Anda tahu antara SD dengan SMP, jumlahnya banyakan mana? Jawabannya adalah SMP, karena jumlahnya ada  3 huruf, sedangkan SD jumlahnya cuma 2 huruf.

Berdasarkan hasil penelitian saya, ternyata dari seluruh murid SD hanya 1/6 saja di antara mereka yang bisa melanjutkan pendidikannya ke tingkat SMP. Yang 1/6 itu adalah murid kelas 6 SD. Sedangkan sisanya yang 5/6 tidak bisa melanjutkan ke tingkat SMP, mereka terdiri dari murid-murid kelas 1 sampai kelas 5. Mereka tidak bisa melanjutkan ke SMP, paling-paling yang kelas 1 melanjutkan ke kelas 2, kelas 2 melanjutkan ke kelas 3, dan seterusnya.

Sebuah SMP terkadang berlaku diskriminatif pada murid-muridnya. Anak saya pernah mengalami perlakuan diskriminatif di SMP-nya. Ketika itu anak saya tidak diijinkan kepala sekolah untuk ikut Ujian Nasional. Saya tentu tidak terima, lalu saya kumpulkan para wali murid untuk menemui kepala sekolah mempertanyakan hal ini. Jawaban yang kami terima dari kepala sekolah sungguh amat enteng, yaitu anak saya tidak diperbolehkan ikut UN karena masih kelas 2 SMP. Jawaban ini kan menyepelekan kepintaran anak saya.

Perlakuan diskriminatif lainnya juga saya alami dalam bentuk anak saya dilarang berbakti pada orangtuanya. Salah satu bentuk bakti anak saya pada saya sebagai orangtuanya adalah dia mengantarkan saya pergi kerja. Saya masuk kerja jam 8.00, sedangkan anak saya masuk sekolah jam 7.00. Karena anak saya adalah anak yang berbakti, maka ia mengantarkan saya pergi kerja di jam 8.00 itu dan dia baru tiba di sekolah jam 8.30 setelah selesai mengantar saya. Eh malah anak saya dimarahi setibanya di sekolah, alasannya karena terlambat masuk.
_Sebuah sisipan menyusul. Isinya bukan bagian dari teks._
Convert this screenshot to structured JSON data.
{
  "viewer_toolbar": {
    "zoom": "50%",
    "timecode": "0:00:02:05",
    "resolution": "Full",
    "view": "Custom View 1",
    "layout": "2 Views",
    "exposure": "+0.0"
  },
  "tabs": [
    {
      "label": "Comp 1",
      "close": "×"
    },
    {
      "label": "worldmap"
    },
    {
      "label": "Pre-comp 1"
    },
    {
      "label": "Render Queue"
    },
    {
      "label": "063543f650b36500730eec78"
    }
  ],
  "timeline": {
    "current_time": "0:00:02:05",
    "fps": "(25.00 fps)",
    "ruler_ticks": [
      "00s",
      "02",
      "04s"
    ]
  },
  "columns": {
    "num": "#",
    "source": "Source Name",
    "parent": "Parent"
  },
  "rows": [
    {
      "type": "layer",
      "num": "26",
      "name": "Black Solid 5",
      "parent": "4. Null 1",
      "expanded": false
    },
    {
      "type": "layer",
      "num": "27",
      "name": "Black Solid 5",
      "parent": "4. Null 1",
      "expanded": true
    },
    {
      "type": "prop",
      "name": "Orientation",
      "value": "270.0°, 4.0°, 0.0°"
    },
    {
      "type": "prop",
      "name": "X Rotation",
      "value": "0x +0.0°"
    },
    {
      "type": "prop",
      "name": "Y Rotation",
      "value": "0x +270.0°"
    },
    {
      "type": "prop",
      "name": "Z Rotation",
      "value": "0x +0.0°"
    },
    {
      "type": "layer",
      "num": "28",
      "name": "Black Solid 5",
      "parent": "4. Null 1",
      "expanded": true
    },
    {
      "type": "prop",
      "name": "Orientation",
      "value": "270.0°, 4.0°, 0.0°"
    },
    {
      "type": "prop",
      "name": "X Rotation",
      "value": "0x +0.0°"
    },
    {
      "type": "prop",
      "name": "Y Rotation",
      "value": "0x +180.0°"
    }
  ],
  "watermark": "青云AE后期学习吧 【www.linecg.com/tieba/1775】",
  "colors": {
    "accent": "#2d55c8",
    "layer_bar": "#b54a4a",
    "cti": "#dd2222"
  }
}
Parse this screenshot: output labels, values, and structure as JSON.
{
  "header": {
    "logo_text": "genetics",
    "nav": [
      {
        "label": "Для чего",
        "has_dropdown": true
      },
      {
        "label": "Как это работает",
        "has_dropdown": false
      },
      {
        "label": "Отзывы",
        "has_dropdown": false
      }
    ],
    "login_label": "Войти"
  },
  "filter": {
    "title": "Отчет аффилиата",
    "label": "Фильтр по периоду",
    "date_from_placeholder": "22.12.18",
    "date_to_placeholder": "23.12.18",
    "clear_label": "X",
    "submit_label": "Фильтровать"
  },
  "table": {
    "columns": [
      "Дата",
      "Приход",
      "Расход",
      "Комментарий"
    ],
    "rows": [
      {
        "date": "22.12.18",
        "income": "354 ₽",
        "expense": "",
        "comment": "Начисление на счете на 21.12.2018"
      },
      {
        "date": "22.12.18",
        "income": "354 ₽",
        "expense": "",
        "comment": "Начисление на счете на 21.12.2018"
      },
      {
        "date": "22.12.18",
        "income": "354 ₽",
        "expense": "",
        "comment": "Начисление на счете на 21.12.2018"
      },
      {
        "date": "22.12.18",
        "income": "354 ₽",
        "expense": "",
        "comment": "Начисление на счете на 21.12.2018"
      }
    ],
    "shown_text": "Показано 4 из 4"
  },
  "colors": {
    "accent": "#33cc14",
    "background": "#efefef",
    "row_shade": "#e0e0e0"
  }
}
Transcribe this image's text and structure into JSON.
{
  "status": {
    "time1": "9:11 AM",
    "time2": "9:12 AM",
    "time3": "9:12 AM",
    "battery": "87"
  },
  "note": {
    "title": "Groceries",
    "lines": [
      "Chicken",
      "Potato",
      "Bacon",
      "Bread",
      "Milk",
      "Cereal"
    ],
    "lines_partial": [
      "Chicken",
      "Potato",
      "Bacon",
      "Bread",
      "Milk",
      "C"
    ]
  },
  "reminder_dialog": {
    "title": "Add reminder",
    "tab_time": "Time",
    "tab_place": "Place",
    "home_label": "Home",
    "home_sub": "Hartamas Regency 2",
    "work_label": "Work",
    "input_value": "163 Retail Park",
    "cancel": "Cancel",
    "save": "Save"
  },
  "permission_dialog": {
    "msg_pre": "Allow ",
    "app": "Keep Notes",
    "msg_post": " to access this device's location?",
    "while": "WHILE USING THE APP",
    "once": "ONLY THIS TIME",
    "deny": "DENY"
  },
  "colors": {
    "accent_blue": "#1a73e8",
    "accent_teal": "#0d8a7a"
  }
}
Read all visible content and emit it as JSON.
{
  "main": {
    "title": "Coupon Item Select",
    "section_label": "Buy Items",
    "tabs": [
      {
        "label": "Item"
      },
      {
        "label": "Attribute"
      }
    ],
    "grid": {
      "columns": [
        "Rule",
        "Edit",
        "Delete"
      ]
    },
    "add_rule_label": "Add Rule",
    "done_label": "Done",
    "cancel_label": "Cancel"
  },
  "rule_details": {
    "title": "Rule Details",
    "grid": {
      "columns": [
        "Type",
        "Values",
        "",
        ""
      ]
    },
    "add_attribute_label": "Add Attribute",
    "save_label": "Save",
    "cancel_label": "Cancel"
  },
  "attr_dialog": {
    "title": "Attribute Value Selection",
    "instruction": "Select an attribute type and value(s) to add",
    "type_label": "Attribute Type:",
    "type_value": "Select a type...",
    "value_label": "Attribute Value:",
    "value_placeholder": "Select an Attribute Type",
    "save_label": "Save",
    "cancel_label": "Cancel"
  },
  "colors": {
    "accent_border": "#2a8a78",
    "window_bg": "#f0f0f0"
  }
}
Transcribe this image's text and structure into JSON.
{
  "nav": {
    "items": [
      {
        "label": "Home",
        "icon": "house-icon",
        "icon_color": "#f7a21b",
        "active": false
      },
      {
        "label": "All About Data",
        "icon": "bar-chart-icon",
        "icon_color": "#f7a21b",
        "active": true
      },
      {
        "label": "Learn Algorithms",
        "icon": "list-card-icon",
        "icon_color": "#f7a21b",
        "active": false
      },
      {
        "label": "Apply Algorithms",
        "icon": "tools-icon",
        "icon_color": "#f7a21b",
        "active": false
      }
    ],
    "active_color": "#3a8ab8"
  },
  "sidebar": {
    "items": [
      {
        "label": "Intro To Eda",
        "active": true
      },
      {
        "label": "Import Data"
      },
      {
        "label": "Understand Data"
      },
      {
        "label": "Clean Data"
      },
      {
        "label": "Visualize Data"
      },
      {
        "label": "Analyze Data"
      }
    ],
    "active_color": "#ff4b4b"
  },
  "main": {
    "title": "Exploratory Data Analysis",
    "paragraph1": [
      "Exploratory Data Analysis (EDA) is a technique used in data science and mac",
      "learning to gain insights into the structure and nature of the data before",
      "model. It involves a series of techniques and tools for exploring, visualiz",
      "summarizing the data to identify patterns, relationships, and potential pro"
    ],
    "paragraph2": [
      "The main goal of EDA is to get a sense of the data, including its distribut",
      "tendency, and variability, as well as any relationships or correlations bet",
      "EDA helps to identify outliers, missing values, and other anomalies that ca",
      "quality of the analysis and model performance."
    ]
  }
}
Padahal kan dia terlambat karena dia ingin berbakti pada orangtuanya, tapi kok dilarang dan dimarahi.

Jaman sekarang ini sedang tren yang namanya "home schooling". Anda tahu siapa yang menemukan "home schooling"? Bukan, bukan Kak Seto, walaupun memang Kak Seto waktu itu terpaksa menyekolahkan Si Komo di rumah saja karena kalau Si Komo belajar di sekolah umum, tiap dia berangkat dan pulang sekolah bakal bikin macet jalan. Tapi sesungguhnya yang menemukan "home schooling" pertama kali adalah saya. Buktinya beberapa puluh tahun yang lalu ketika teman-teman seusia saya pergi bersekolah, saya di rumaaaah saja tidak kemana-mana.

Ternyata struktur gedung bangunan sekolah ada kaitannya dengan tingkat kecerdasan kita dalam menerima sekolah. Dulu saya pernah bersekolah di sekolah yang gedungnya ber-AC dan megah. Bersekolah di situ ternyata membuat nilai-nilai saya bagus, karena kebetulan saya duduk di sebelah murid yang pintar. Tapi saya pernah juga bersekolah di pinggiran. Situasi belajar disitu tidak tenang, walhasil nilai saya jeblok karena bersekolahnya di pinggiran, pinggiran jurang maksudnya..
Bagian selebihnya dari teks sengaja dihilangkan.